Some of what I'm reading is brilliant. It's amazing. It's astonishing, and it's powerful. It deserves its status as a contemporary classic.
But some of it is less so, even within works by the same author. Some pieces are amazing, and others seem more like a bag of tricks.
- Maybe you were told to write down striking images in your Moleskine and to save them up to use later. Maybe you were told to use figurative language like alliteration, too, to make the language memorable. But please use these sparingly, because reading some of these works is like sitting down to eat a big cereal bowl of chunky rocks. The words can barely make sense because the reader has to work so hard to find a verb. I'm not asking for easy, but it's possible to be literary, powerful, complex, and still enjoyable.
- A few really powerful and well-developed characters in a short story can work more magic than fifteen characters all competing for airtime.
- This goes double if all the characters have been given highly eccentric names.
- If you put a character in a novel or story purely to illustrate a point--the Evils of Capitalism, say--the reader is likely to recognize that right away, say, "Got it, thanks," and be longing to skip some of the character's speeches.
- There's an old rule in screenwriting that every scene has to do two out of three essential things: develop character and relationships, advance the plot, or articulate/deepen the themes. Fiction probably has to do more than this with each of its scenes, but it's not a bad rule to bear in mind.

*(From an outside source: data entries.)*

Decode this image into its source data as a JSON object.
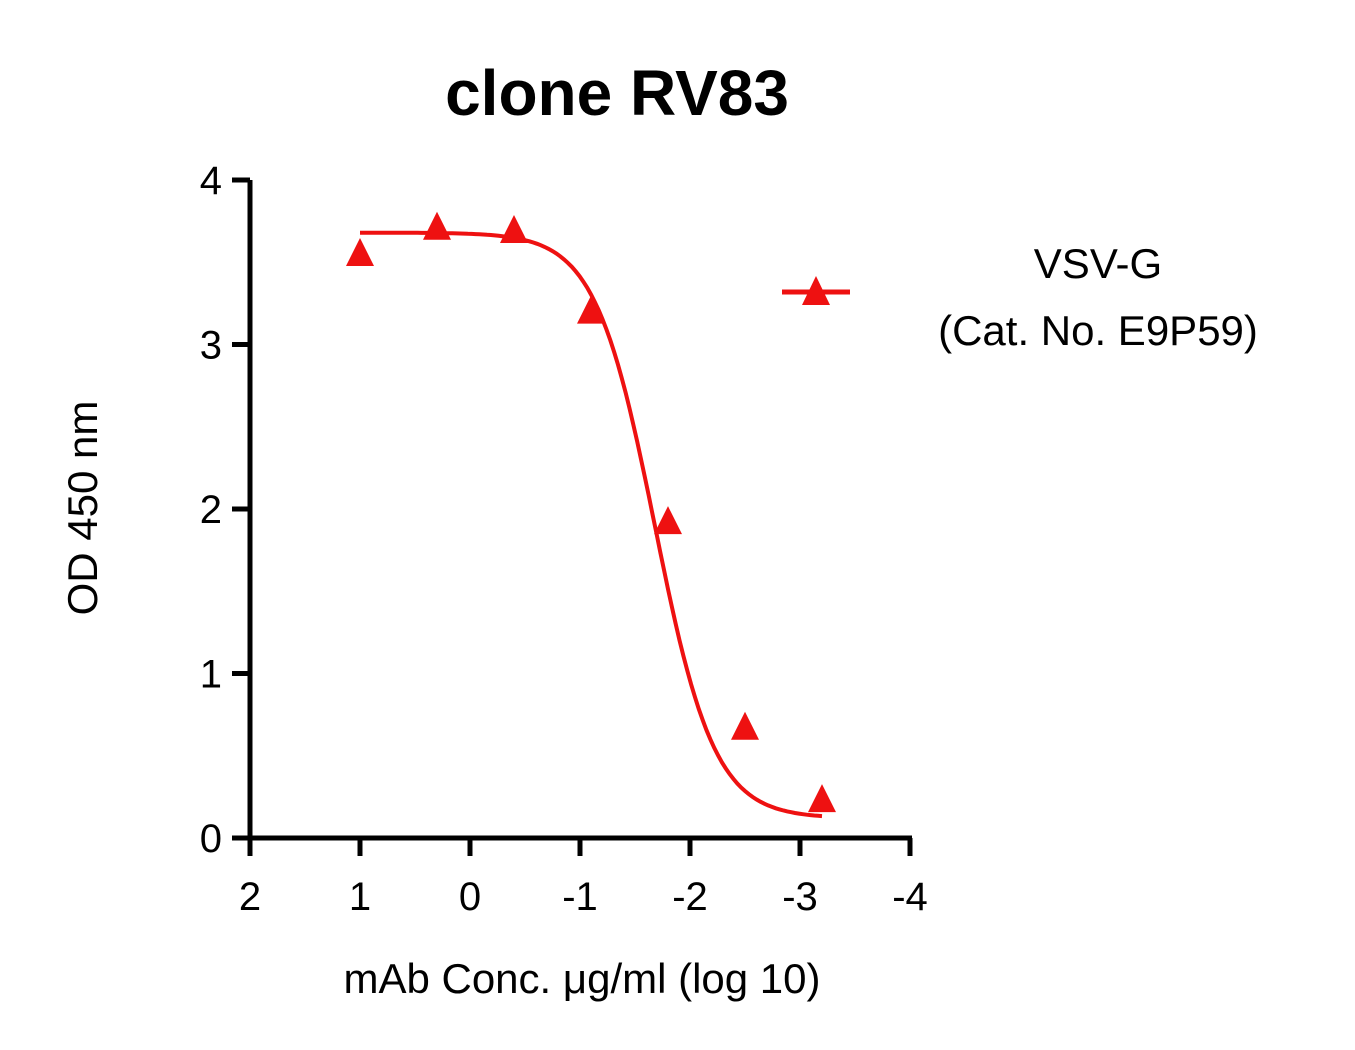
{
  "chart_data": {
    "type": "scatter",
    "title": "clone RV83",
    "xlabel": "mAb Conc. μg/ml (log 10)",
    "ylabel": "OD 450 nm",
    "xlim": [
      2,
      -4
    ],
    "ylim": [
      0,
      4
    ],
    "x_ticks": [
      2,
      1,
      0,
      -1,
      -2,
      -3,
      -4
    ],
    "x_tick_labels": [
      "2",
      "1",
      "0",
      "-1",
      "-2",
      "-3",
      "-4"
    ],
    "y_ticks": [
      0,
      1,
      2,
      3,
      4
    ],
    "y_tick_labels": [
      "0",
      "1",
      "2",
      "3",
      "4"
    ],
    "grid": false,
    "legend_position": "top-right",
    "series": [
      {
        "name": "VSV-G",
        "name_line2": "(Cat. No. E9P59)",
        "color": "#ee1111",
        "marker": "triangle",
        "points": [
          {
            "x": 1.0,
            "y": 3.55
          },
          {
            "x": 0.3,
            "y": 3.71
          },
          {
            "x": -0.4,
            "y": 3.69
          },
          {
            "x": -1.1,
            "y": 3.2
          },
          {
            "x": -1.8,
            "y": 1.92
          },
          {
            "x": -2.5,
            "y": 0.67
          },
          {
            "x": -3.2,
            "y": 0.23
          }
        ],
        "fit": {
          "model": "4PL",
          "top": 3.68,
          "bottom": 0.12,
          "log_ec50": -1.68,
          "hill": 1.6,
          "x_range": [
            1.0,
            -3.2
          ]
        }
      }
    ]
  }
}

- Death, dismemberment, torture, loss, repression, and violence are not the only things that can evoke powerful emotions or make a good story, although they make a lot of good ones.
- And when does a conventional trope become a cliche? I know that all animals in a contemporary story will die, and I'm ready for that. (TVTropes hilariously calls this "death by Newbery Medal," but it happens in literary fiction, too.)
I recall from the Steinbeck East of Eden diaries that Steinbeck wasn't sure that readers would get his Big Symbol of Cain and Abel. By this he seems to mean the book's structure wherein the sons of Adam and Cathy (a Lilith figure) are twins, one good and one evil--get it? I like East of Eden, but that's not exactly a hidden symbol. You can trust your reader.
As I said, most of the fiction is really fine, but that's not to say Homer doesn't nod on occasion, as in the list above.
Do you have any "bag of tricks" items that you've seen in current fiction?